Reputation: 2609
I have some dates that contain multiple days that I am trying to parse. It seems that the datetime.strptime function does not support regular expressions and thus I cannot get it to ignore one day at a time. Is there an easy solution to this that I am missing?
Here are some examples:
March 20 & June 8, 2011
September 4 & 27, 2010
February 15, December 5 & 6, 2013
I know that each of these examples differ quite drastically, but I am hoping to get a solution for even one of them. An approach that can easily work across a wide range with some formatting parameter would be awesome.
Additionally, there may be cases where the date is formatted differently which I assume should be easier to handle:
7/2/2011 & 8/9/2011
Upvotes: 0
Views: 432
Reputation: 63739
Pyparsing is a handy Python module for parsing strings like this. Here is an annotated parser that cracks your input strings and gives months, days, and years for each:
import pyparsing as pp
import calendar
COMMA = pp.Suppress(',')
AMP = pp.Suppress('&')
DASH = pp.Suppress('-')
# use pyparsing-defined integer expression, which auto-converts parsed str's to int's
day_number = pp.pyparsing_common.integer()
# day numbers only go from 1-31
day_number.addCondition(lambda t: 1 <= t[0] <= 31)
# not in the spec, but let's support day ranges, too!
day_range = day_number("first") + DASH + day_number("last")
# parse-time conversion from "4-6" to [4, 5, 6]
day_range.addParseAction(lambda t: list(range(t.first, t.last+1)))
# this function will come in handy to build list parsers of day numbers and month-day
expr_list = lambda expr: expr + pp.ZeroOrMore(COMMA + expr) + pp.Optional(AMP + expr)

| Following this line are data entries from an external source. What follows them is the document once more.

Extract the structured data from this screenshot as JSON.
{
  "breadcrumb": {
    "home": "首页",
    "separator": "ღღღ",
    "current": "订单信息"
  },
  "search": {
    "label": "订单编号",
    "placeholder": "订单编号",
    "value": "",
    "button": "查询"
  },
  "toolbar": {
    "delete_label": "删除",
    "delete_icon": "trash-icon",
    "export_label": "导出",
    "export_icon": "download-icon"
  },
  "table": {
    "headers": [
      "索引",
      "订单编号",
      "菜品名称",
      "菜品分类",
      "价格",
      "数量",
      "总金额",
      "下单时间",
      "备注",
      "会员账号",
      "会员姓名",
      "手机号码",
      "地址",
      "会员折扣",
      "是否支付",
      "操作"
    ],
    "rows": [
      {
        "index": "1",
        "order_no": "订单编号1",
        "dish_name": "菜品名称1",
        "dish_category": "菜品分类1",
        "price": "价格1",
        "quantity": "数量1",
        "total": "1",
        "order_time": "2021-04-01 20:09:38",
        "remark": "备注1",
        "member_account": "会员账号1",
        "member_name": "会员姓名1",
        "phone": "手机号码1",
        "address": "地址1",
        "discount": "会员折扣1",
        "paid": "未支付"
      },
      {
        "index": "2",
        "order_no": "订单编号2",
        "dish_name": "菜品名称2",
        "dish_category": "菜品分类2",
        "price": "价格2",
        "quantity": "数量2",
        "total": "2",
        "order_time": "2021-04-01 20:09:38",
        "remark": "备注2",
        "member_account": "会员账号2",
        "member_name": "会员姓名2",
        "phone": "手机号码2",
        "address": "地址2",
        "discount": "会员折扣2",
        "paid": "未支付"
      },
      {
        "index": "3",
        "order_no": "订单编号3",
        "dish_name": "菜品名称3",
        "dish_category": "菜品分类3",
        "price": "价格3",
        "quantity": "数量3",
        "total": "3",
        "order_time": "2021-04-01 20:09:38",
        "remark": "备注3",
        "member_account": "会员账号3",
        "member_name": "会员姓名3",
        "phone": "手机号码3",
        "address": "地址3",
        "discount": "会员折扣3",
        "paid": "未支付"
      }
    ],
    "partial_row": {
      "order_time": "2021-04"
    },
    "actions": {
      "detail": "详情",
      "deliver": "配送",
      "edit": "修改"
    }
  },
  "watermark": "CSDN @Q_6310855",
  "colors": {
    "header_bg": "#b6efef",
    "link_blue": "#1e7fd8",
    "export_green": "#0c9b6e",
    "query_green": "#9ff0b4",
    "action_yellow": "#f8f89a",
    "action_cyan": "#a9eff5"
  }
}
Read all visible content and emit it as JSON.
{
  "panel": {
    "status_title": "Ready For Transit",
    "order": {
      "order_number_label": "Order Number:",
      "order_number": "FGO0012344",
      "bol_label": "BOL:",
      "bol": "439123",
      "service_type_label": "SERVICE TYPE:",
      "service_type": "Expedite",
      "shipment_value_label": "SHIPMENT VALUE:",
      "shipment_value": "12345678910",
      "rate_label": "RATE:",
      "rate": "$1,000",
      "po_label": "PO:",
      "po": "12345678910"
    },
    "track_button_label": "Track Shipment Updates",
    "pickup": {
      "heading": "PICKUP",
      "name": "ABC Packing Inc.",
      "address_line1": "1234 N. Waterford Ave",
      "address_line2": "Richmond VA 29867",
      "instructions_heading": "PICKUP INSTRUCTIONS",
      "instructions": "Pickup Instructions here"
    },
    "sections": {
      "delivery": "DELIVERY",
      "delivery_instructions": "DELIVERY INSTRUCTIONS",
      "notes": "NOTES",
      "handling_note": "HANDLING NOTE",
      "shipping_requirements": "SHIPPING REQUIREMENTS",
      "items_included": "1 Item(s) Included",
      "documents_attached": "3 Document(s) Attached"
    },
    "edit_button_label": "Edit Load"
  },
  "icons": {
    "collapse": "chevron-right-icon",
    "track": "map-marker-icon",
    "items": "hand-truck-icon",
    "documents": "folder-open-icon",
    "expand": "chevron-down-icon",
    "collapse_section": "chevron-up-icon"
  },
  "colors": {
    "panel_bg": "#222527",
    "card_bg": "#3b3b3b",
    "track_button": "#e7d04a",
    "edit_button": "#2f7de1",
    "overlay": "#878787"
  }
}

# support "10", "10 & 11", "10, 11, & 12"
day_list = expr_list(day_range | day_number)
# get the month names from the calendar module
month_name = pp.oneOf(calendar.month_name[1:])
# an expression containing a month name and a list of 1 or more day numbers
date_expr = pp.Group(month_name("month") + day_list("days"))
# use expr_list again to support multiple date_exprs separated by commas and ampersands
date_list = expr_list(date_expr)
year_number = pp.pyparsing_common.integer()
# year numbers start with 2000
year_number.addCondition(lambda t: t[0] >= 2000)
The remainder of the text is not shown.